La marche de Patrick Koala et Yelba Services

Patrick Koala, figure emblématique des couloirs de l’aéroport de la capitale Burkinabè, le géant costumé en bleu marine avance sûr de lui, l’allure fière. Le teint foncé avec ces marques sur la pommette gauche, caractéristique de son ethnie, Patrick Koala, 39 ans, le 7 avril prochain est une présence rassurante. Il est chargé d’accueil, d’assistance et de sécurité à l’Aéroport de Ouagadougou. ‘‘(…) votre passeport, c’est moi, monsieur. Ne vous inquiétez pas, je m’en charge’’, dit-il à un voyageur fraichement débarqué et dont le document est retenu par les services de Police.

Fils du planteur de café Lambert Kaola et d’une mère au foyer, Germaine Guissou, il nait en 1980 au centre ouest du Burkina Faso, à l’hôpital urbain de Koudougou, la troisième ville du pays. Il arrive au milieu d’une famille de quatre frères et sœurs devenus pour la plupart des enseignants. Pour aller à l’école, il marche quatre kilomètres. Il prend vite goût à l’effort physique. Les compétitions inter-secteurs de football où il excelle font du jeune Patrick un génie en herbe. Vite, il gagne la deuxième division et ensuite, la première où il obtient une licence. 

Il hérite de ses parents la foi chrétienne et avec sa jeune épouse, Maria Vasquez à laquelle il est marié depuis 2012, ils font un pèlerinage en Terre Sainte. ‘‘ Cette expérience a renforcé ma foi. J’espère la transmettre à mon tour à notre petit Manuel Wendkuni. Il a quatre ans ’’. Avant même de lancer notre entretien, Patrick Koala avait commencé à se livrer. L’homme qui marche tout le temps m’a entrainé dans sa course et avançant, nous avons continué à discuter. Simplement mais de questions sérieuses, à l’image de notre interlocuteur.

Impaktinfo : Patrick, vous avez un métier aussi bien mental que physique, il vous coûte     beaucoup d’énergie et je vous vois tellement dédié à votre tâche, en collaboration avec la Police. J’imagine que seule la passion peut justifier autant de don de soi.

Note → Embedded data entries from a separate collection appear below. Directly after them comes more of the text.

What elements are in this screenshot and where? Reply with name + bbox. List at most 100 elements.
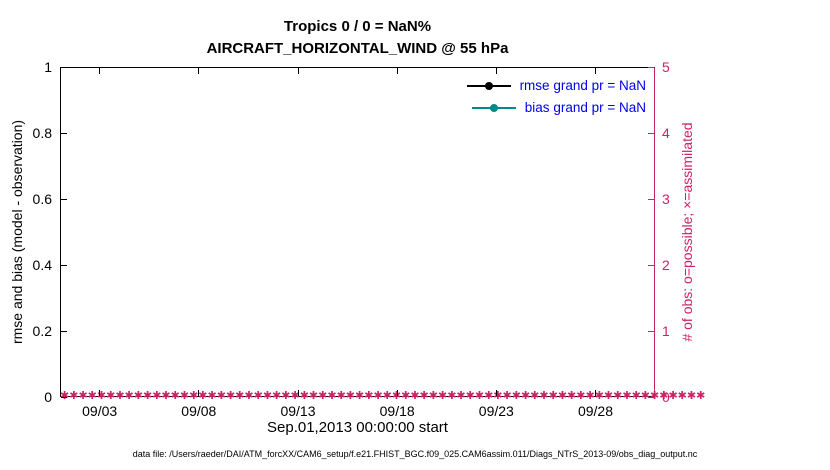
assimilated-marker-icon: ✱ [419,390,429,402]
assimilated-marker-icon: ✱ [170,390,180,402]
assimilated-marker-icon: ✱ [179,390,190,402]
assimilated-marker-icon: ✱ [262,390,273,402]
assimilated-markers-row: ✱ ✱ ✱ ✱ ✱ ✱ ✱ ✱ ✱ ✱ ✱ ✱ ✱ ✱ ✱ ✱ ✱ ✱ ✱ ✱ ✱ ✱ ✱ ✱ ✱ ✱ ✱ ✱ ✱ ✱ ✱ ✱ ✱ ✱ ✱ ✱ ✱ ✱ ✱ ✱… [60,389,705,404]
bias-marker-icon [489,103,498,112]
right-tick-label: 4 [662,125,670,141]
assimilated-marker-icon: ✱ [308,390,319,402]
bottom-tick-mark [396,390,398,396]
assimilated-marker-icon: ✱ [327,390,337,402]
assimilated-marker-icon: ✱ [225,390,236,402]
assimilated-marker-icon: ✱ [216,390,226,402]
assimilated-marker-icon: ✱ [189,390,199,402]
left-y-axis-label: rmse and bias (model - observation) [9,119,25,345]
top-tick-mark [595,68,596,74]
right-y-axis-label: # of obs: o=possible; ×=assimilated [679,122,695,342]
assimilated-marker-icon: ✱ [576,390,586,402]
x-tick-label: 09/08 [181,403,217,419]
top-tick-mark [495,68,497,74]
assimilated-marker-icon: ✱ [613,390,623,402]
assimilated-marker-icon: ✱ [235,390,245,402]
right-tick-mark [648,330,654,332]
assimilated-marker-icon: ✱ [318,390,328,402]
bias-line-sample-icon [471,103,516,112]
assimilated-marker-icon: ✱ [345,390,355,402]
assimilated-marker-icon: ✱ [456,390,466,402]
assimilated-marker-icon: ✱ [603,390,614,402]
plot-title-line2: AIRCRAFT_HORIZONTAL_WIND @ 55 hPa [206,40,509,57]
assimilated-marker-icon: ✱ [677,390,687,402]
assimilated-marker-icon: ✱ [530,390,540,402]
assimilated-marker-icon: ✱ [115,390,125,402]
x-tick-label: 09/18 [379,403,415,419]
right-tick-label: 3 [662,191,670,207]
data-file-path: data file: /Users/raeder/DAI/ATM_forcXX/… [132,449,698,459]
left-tick-label: 0.4 [32,257,52,273]
assimilated-marker-icon: ✱ [336,390,346,402]
left-tick-label: 0.2 [32,323,52,339]
assimilated-marker-icon: ✱ [355,390,365,402]
x-tick-label: 09/23 [478,403,514,419]
rmse-line-sample-icon [466,81,511,90]
assimilated-marker-icon: ✱ [447,390,457,402]
assimilated-marker-icon: ✱ [520,390,531,402]
bottom-tick-mark [495,390,497,396]
left-tick-mark [61,330,67,332]
left-tick-mark [61,132,67,134]
assimilated-marker-icon: ✱ [198,390,208,402]
assimilated-marker-icon: ✱ [207,390,217,402]
left-tick-label: 0.6 [32,191,52,207]
assimilated-marker-icon: ✱ [78,390,88,402]
left-tick-mark [61,198,67,200]
assimilated-marker-icon: ✱ [106,390,116,402]
assimilated-marker-icon: ✱ [585,390,595,402]
x-axis-label: Sep.01,2013 00:00:00 start [267,419,448,436]
plot-area: rmse grand pr = NaN bias grand pr = NaN … [60,67,705,402]
assimilated-marker-icon: ✱ [539,390,549,402]
legend: rmse grand pr = NaN bias grand pr = NaN [466,78,646,122]
legend-item-rmse: rmse grand pr = NaN [466,78,646,93]
assimilated-marker-icon: ✱ [493,390,503,402]
assimilated-marker-icon: ✱ [382,390,392,402]
right-tick-label: 0 [662,389,670,405]
plot-title-line1: Tropics 0 / 0 = NaN% [283,18,432,35]
right-tick-label: 5 [662,59,670,75]
left-tick-mark [61,396,67,398]
bottom-tick-mark [198,390,200,396]
bottom-tick-mark [297,390,299,396]
assimilated-marker-icon: ✱ [299,390,309,402]
assimilated-marker-icon: ✱ [502,390,512,402]
bottom-tick-mark [99,390,101,396]
assimilated-marker-icon: ✱ [87,390,97,402]
assimilated-marker-icon: ✱ [428,390,438,402]
assimilated-marker-icon: ✱ [594,390,604,402]
assimilated-marker-icon: ✱ [511,390,521,402]
assimilated-marker-icon: ✱ [410,390,420,402]
assimilated-marker-icon: ✱ [437,390,448,402]
right-tick-mark [648,264,654,266]
assimilated-marker-icon: ✱ [401,390,411,402]
assimilated-marker-icon: ✱ [548,390,558,402]
right-tick-mark [648,198,654,200]
top-tick-mark [396,68,398,74]
assimilated-marker-icon: ✱ [622,390,632,402]
assimilated-marker-icon: ✱ [474,390,485,402]
x-tick-label: 09/28 [577,403,614,419]
assimilated-marker-icon: ✱ [686,390,697,402]
right-tick-label: 1 [662,323,670,339]
assimilated-marker-icon: ✱ [557,390,568,402]
assimilated-marker-icon: ✱ [133,390,143,402]
right-tick-label: 2 [662,257,670,273]
assimilated-marker-icon: ✱ [567,390,577,402]
top-tick-mark [99,68,101,74]
left-tick-label: 0 [44,389,52,405]
left-tick-label: 1 [44,59,52,75]
assimilated-marker-icon: ✱ [364,390,374,402]
legend-item-bias: bias grand pr = NaN [467,100,646,115]
right-tick-mark [648,396,654,398]
left-tick-mark [61,264,67,266]
rmse-marker-icon [484,81,493,90]
legend-label-rmse: rmse grand pr = NaN [519,78,646,93]
left-tick-label: 0.8 [32,125,52,141]
right-tick-mark [648,132,654,134]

Patrick Koala : Permettez-moi de vous dire la bienvenue au Burkina Faso. Je vous souhaite le séjour le plus agréable et ferai de mon mieux pour. Je travaille dans un esprit entrepreneurial. Après avoir suivi une formation de base militaire, une autre formation administrative policière, et plus de dix ans de service aéroportuaire, j’ai estimé opportun de me lancer. C’est ainsi que j’ai créé Yelba Services mon entreprise.

Impaktinfo : Se lancer dans l’entreprenariat avant quarante ans, c’est être vraiment sûr de soi…

Patrick Koala : Il faut oser. J’ai toujours dit que tout ce qui est dans l’imagination de l’homme est réalisable par lui. Quand on décide de prendre son destin en mains, qu’on a la conviction qui va avec, on peut y aller.

Impaktinfo : La création d’une entreprise de sécurité nécessite des fonds conséquents. Etes-vous au moins rentré dans vos frais, si les bénéfices ne sont pas encore au rendez-vous ?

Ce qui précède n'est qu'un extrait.